When it comes to being financially literate, Americans think they are making the grade. In a recent survey conducted by the National Foundation for Credit Counseling, 59 percent of those polled gave themselves an A or a B on their money know-how. However, Chris Dlugozima of GreenPath Financial Wellness says when he actually starts to quiz people, those grades falter.
“Have you seen your credit report? Not just do you budget, but do you have a written budget that you actually follow? At least anecdotally from the groups that I serve, it seems that number is lot less,” says Dlugozima.
In fact that same NFCC survey found that 60 percent of respondents don’t operate with a budget. But even if you are in the minority that has one on paper, Dlugozima says that’s only half the battle. You also have to stick to it, which can only been done by actively tracking what’s coming in and what’s going out – not just the big fixed expenses like your mortgage or rent, or student loans, but everything you spend money on.
“Like your groceries, clothing, entertainment. That’s why it’s so important to track your budget, to be realistic about what you are spending and to recognizing if you might be overspending in a particular area,” says Dlugozima.
Making a budget shouldn’t be too difficult. Lots of apps and programs will guide you through it. However, if you would like more personalized help, that is available too.
Looking back at the survey, while 3 out of 4 people said they would benefit from getting advice from a professional, that doesn’t mean they’re actually seeking it. In fact, Dlugozima says 40 percent of the people who make an appointment with one of his counselors is a no-show.

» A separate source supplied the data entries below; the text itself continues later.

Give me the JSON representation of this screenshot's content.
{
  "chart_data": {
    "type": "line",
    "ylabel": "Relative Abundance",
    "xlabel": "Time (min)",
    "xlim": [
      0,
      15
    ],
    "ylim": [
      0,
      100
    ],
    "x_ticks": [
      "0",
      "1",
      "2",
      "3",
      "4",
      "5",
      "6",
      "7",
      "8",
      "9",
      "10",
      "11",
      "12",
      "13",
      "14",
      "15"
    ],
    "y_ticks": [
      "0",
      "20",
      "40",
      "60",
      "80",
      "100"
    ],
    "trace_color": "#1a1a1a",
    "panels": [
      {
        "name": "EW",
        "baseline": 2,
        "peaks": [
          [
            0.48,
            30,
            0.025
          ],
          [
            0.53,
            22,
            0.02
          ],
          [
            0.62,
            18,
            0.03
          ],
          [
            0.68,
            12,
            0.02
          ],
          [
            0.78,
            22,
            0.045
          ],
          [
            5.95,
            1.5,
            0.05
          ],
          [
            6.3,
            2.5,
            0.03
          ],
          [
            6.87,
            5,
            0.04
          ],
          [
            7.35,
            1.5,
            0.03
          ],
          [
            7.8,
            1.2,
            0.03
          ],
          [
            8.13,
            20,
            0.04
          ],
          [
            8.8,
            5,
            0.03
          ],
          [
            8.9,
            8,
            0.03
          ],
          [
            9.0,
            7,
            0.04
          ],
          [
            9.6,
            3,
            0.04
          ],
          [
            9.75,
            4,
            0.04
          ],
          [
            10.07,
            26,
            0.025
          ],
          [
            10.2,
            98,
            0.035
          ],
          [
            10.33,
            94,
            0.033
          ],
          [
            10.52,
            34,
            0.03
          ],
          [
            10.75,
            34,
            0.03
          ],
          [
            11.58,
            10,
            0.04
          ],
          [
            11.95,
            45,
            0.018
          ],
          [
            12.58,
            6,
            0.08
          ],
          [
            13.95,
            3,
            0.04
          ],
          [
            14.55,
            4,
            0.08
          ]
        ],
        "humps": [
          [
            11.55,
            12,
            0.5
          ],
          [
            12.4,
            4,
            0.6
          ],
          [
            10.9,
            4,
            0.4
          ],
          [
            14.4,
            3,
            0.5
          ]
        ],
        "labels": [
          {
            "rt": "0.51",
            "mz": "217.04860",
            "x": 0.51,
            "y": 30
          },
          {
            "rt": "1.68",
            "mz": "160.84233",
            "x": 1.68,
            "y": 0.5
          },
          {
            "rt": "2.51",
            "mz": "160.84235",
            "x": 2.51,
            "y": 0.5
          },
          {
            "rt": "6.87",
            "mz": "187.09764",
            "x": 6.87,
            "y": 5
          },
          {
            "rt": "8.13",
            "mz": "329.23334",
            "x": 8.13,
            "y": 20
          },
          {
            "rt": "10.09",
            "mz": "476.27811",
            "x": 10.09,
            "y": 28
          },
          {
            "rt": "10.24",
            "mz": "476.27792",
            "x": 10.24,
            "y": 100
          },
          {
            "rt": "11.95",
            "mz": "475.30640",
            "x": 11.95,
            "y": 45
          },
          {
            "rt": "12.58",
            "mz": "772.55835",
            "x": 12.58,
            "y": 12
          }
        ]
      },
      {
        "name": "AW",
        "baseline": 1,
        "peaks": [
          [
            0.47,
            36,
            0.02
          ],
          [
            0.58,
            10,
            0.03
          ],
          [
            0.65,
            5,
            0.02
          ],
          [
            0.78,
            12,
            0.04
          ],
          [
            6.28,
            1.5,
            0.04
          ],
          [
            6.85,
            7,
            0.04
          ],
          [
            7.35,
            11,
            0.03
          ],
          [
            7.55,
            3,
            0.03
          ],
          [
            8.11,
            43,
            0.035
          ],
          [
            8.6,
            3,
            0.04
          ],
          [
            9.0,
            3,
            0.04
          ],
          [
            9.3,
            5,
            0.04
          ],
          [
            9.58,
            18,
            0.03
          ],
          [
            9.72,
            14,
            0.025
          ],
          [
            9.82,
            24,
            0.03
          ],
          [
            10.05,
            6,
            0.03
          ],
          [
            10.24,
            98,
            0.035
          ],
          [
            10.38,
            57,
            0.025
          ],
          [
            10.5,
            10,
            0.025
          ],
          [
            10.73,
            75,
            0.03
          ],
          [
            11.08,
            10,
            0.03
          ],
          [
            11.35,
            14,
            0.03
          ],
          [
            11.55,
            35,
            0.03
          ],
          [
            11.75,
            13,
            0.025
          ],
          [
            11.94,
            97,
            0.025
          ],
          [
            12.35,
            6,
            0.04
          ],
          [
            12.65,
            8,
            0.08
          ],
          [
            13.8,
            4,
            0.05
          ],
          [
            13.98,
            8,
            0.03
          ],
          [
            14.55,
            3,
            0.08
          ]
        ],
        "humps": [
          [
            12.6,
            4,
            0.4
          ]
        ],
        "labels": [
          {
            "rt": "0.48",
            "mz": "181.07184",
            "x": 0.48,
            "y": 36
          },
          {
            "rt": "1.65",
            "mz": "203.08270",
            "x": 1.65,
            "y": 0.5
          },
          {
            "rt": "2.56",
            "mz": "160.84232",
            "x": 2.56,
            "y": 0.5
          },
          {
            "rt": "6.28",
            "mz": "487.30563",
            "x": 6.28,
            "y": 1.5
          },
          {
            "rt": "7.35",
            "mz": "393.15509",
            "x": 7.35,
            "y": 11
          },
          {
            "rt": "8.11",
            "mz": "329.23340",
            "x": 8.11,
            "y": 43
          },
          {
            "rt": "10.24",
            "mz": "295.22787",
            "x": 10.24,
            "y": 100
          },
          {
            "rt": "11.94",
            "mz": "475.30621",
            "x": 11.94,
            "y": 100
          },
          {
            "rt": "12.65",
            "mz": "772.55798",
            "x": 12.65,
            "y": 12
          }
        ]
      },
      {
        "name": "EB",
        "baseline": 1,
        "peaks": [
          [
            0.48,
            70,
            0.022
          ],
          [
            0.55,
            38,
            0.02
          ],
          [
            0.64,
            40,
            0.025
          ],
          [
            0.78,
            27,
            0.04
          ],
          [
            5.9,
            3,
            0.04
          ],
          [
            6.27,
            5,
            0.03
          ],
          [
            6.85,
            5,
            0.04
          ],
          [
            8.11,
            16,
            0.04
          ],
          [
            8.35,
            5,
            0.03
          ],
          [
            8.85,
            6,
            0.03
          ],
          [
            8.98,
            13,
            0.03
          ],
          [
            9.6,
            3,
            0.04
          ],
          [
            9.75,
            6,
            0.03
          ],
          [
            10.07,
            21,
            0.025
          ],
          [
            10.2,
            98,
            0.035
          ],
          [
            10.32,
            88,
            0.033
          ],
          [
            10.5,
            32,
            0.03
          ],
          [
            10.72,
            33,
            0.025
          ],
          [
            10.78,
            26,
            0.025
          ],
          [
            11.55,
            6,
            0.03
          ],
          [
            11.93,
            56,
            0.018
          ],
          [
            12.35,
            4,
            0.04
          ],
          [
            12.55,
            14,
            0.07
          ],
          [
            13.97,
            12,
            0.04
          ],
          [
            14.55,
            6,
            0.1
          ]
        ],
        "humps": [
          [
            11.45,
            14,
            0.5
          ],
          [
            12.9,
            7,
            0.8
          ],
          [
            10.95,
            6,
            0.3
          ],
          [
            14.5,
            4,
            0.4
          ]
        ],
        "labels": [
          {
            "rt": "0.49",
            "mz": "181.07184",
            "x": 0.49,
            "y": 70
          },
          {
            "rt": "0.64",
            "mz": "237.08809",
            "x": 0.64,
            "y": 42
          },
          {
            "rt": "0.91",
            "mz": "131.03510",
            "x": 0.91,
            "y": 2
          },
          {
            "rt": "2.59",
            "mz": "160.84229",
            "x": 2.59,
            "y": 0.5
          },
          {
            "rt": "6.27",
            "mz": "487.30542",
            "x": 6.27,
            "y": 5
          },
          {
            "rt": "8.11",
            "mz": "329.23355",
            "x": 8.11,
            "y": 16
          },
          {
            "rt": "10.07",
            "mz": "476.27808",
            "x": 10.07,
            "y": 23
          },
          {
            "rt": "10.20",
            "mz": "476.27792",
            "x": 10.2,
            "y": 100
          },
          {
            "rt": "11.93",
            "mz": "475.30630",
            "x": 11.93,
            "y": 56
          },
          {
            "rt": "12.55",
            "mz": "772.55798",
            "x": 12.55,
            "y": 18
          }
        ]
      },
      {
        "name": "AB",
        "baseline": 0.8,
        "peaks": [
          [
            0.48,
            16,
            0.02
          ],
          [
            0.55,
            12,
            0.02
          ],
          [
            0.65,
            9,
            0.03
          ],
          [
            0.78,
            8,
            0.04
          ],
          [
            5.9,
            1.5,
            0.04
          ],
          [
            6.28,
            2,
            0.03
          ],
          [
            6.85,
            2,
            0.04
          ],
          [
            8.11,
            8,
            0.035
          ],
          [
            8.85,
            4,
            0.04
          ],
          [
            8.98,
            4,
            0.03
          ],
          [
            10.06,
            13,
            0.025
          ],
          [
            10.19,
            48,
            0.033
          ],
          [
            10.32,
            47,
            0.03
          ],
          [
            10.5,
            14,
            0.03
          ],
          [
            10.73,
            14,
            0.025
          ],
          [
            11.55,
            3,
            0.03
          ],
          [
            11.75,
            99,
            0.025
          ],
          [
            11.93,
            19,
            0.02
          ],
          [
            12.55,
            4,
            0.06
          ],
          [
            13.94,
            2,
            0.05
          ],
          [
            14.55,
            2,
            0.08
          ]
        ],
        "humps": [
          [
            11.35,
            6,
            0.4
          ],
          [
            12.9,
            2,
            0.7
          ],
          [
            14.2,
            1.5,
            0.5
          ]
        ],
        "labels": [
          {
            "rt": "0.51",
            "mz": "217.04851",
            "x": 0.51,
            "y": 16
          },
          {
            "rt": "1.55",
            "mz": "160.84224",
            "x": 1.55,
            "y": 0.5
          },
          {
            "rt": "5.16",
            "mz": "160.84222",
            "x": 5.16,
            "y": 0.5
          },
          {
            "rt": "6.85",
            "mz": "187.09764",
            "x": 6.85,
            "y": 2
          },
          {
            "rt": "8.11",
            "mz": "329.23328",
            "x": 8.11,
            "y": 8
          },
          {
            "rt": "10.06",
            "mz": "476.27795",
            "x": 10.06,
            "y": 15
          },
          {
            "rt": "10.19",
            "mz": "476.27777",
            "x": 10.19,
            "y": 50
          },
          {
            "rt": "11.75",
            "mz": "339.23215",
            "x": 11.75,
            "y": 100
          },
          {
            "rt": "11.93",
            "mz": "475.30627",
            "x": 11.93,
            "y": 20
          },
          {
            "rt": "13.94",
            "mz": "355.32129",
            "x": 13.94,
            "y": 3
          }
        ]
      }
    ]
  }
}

“It’s a difficult thing. It’s one thing to say you want advice, another thing to actually expose your dirty laundry as it were in front of somebody,” he says.
He adds that a counselor from a reputable, nonprofit organization will be confidential and compassionate. In addition, he stresses that seeking help does not necessarily mean handing over control.
“Plenty of organizations will offer free services just to give the advice, just to sit down with somebody for an hour and more and help them formulate a plan, even if it is one that they ultimately will handle on their own,” says Dlugozima.
In other words, be your study buddy so that you really can earn that A in financial knowledge.